= Toda lattice =

Simple model for one-dimensional crystal in solid-state physics

The Toda lattice, introduced by Toda (1967), is a simple model for a one-dimensional crystal in solid state physics. It is famous because it is one of the earliest examples of a non-linear completely integrable system.

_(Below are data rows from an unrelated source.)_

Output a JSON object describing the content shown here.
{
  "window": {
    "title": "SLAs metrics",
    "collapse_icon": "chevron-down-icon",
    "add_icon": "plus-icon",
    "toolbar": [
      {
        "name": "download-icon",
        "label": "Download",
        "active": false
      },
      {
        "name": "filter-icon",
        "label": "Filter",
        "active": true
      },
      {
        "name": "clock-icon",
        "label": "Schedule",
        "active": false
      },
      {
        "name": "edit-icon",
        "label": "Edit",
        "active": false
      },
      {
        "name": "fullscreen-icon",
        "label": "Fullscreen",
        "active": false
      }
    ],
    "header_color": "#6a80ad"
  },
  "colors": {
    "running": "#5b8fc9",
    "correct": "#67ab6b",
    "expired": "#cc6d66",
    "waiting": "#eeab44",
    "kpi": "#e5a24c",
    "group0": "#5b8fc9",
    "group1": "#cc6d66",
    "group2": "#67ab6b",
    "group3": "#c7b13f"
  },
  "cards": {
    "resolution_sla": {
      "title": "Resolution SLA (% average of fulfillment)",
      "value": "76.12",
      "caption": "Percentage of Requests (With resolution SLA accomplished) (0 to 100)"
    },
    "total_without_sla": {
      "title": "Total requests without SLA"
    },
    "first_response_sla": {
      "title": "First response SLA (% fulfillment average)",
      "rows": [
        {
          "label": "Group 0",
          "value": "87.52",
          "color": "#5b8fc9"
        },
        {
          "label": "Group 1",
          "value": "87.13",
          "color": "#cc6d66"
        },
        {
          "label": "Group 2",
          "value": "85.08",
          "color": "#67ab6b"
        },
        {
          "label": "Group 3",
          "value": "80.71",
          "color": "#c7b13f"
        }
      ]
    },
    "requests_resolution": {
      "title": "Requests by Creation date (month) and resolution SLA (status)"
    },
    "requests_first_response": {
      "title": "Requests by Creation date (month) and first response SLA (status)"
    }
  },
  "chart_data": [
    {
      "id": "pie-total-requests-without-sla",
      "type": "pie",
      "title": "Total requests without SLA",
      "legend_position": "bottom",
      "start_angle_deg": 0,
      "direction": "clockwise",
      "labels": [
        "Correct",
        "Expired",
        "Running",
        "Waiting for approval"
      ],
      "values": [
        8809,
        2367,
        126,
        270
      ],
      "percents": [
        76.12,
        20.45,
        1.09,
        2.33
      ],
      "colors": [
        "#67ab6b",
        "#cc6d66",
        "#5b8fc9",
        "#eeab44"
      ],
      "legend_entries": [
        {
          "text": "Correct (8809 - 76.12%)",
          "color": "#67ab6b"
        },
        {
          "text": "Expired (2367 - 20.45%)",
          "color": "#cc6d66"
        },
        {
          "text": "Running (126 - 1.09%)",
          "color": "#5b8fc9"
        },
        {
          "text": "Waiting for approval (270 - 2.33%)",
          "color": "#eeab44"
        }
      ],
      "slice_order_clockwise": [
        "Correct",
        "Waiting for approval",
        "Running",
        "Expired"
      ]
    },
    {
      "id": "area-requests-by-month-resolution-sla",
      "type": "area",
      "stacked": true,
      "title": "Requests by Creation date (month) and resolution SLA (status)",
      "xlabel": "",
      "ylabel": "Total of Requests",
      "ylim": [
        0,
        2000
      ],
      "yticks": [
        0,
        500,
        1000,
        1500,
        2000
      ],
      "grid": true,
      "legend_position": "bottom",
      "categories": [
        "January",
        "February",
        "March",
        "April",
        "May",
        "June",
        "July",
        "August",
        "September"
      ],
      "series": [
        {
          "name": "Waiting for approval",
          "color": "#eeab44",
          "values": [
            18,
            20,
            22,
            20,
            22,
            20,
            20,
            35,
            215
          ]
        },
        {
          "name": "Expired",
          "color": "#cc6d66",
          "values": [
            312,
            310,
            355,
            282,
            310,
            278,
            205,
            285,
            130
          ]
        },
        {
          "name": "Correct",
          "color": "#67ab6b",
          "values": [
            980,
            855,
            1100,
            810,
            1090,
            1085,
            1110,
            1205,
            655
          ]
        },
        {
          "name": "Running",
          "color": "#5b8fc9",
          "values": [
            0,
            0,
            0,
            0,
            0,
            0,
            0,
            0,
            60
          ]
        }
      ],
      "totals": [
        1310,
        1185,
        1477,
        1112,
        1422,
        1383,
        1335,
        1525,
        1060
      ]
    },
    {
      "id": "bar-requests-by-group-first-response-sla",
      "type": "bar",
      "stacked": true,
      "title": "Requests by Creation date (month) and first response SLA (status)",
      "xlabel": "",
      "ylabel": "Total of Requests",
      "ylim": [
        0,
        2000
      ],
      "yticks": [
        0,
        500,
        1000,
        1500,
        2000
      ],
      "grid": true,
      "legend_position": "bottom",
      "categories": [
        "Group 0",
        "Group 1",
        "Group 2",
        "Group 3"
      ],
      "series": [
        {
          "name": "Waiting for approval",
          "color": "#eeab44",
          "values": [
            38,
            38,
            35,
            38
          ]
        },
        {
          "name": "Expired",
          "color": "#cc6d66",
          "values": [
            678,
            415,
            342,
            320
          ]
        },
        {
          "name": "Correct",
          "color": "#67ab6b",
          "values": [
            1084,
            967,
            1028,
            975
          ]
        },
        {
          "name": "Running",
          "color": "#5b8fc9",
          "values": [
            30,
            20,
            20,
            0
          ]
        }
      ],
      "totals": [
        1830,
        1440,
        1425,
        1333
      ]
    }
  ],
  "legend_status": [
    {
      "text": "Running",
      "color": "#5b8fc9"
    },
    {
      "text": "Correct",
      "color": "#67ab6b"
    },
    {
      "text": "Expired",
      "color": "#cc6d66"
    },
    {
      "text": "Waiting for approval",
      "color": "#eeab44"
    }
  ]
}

It is given by a chain of particles with nearest neighbor interaction, described by the Hamiltonian

$$\begin{align}
H(p,q) &= \sum_{n \in \mathbb{Z}} \left(\frac{p(n,t)^2}{2} +V(q(n+1,t)-q(n,t))\right)
\end{align}$$

and the equations of motion

$$\begin{align}
\frac{d}{dt} p(n,t) &= -\frac{\partial H(p,q)}{\partial q(n,t)} = e^{-(q(n,t) - q(n-1,t))} - e^{-(q(n+1,t) - q(n,t))}, \\
\frac{d}{dt} q(n,t) &= \frac{\partial H(p,q)}{\partial p(n,t)} = p(n,t),
\end{align}$$

where $q(n,t)$ is the displacement of the $n$-th particle from its equilibrium position,

and $p(n,t)$ is its momentum (mass $m=1$),

and the Toda potential $V(r)=e^{-r}+r-1$.

== Soliton solutions ==
Soliton solutions are solitary waves spreading in time with no change to their shape and size and interacting with each other in a particle-like way. The general N-soliton solution of the equation is
$$\begin{align}
q_N(n,t)=q_+ + \log \frac{\det(\mathbb{I}+C_N(n,t))}{\det(\mathbb{I}+C_N(n+1,t))} ,
\end{align}$$
where
$C_N(n,t)=\Bigg(\frac{\sqrt{\gamma_i(n,t)\gamma_j(n,t)}}{1-e^{\kappa_i+\kappa_j}}\Bigg)_{1<i,j<N},$
with
$\gamma_j(n,t)=\gamma_j\,e^{-2\kappa_jn-2\sigma_j\sinh(\kappa_j)t}$
where
$\kappa_j,\gamma_j >0$
and
$\sigma_j \in \{\pm 1 \}$.

== Integrability ==
The Toda lattice is a prototypical example of a completely integrable system. To see this one uses Flaschka's variables
$a(n,t) = \frac{1}{2} {\rm e}^{-(q(n+1,t) - q(n,t))/2}, \qquad b(n,t) = -\frac{1}{2} p(n,t)$
such that the Toda lattice reads
$$\begin{align}
\dot{a}(n,t) &= a(n,t) \Big(b(n+1,t)-b(n,t)\Big), \\
\dot{b}(n,t) &= 2 \Big(a(n,t)^2-a(n-1,t)^2\Big).
\end{align}$$

To show that the system is completely integrable, it suffices to find a Lax pair, that is, two operators L(t) and P(t) in the Hilbert space of square summable sequences $\ell^2(\mathbb{Z})$ such that the Lax equation
$\frac{d}{dt} L(t) = [P(t), L(t)]$

(where [L, P] = LP - PL is the Lie commutator of the two operators) is equivalent to the time derivative of Flaschka's variables. The choice
$$\begin{align}
L(t) f(n) &= a(n,t) f(n+1) + a(n-1,t) f(n-1) + b(n,t) f(n), \\
P(t) f(n) &= a(n,t) f(n+1) - a(n-1,t) f(n-1).
\end{align}$$

where f(n+1) and f(n-1) are the shift operators, implies that the operators L(t) for different t are unitarily equivalent.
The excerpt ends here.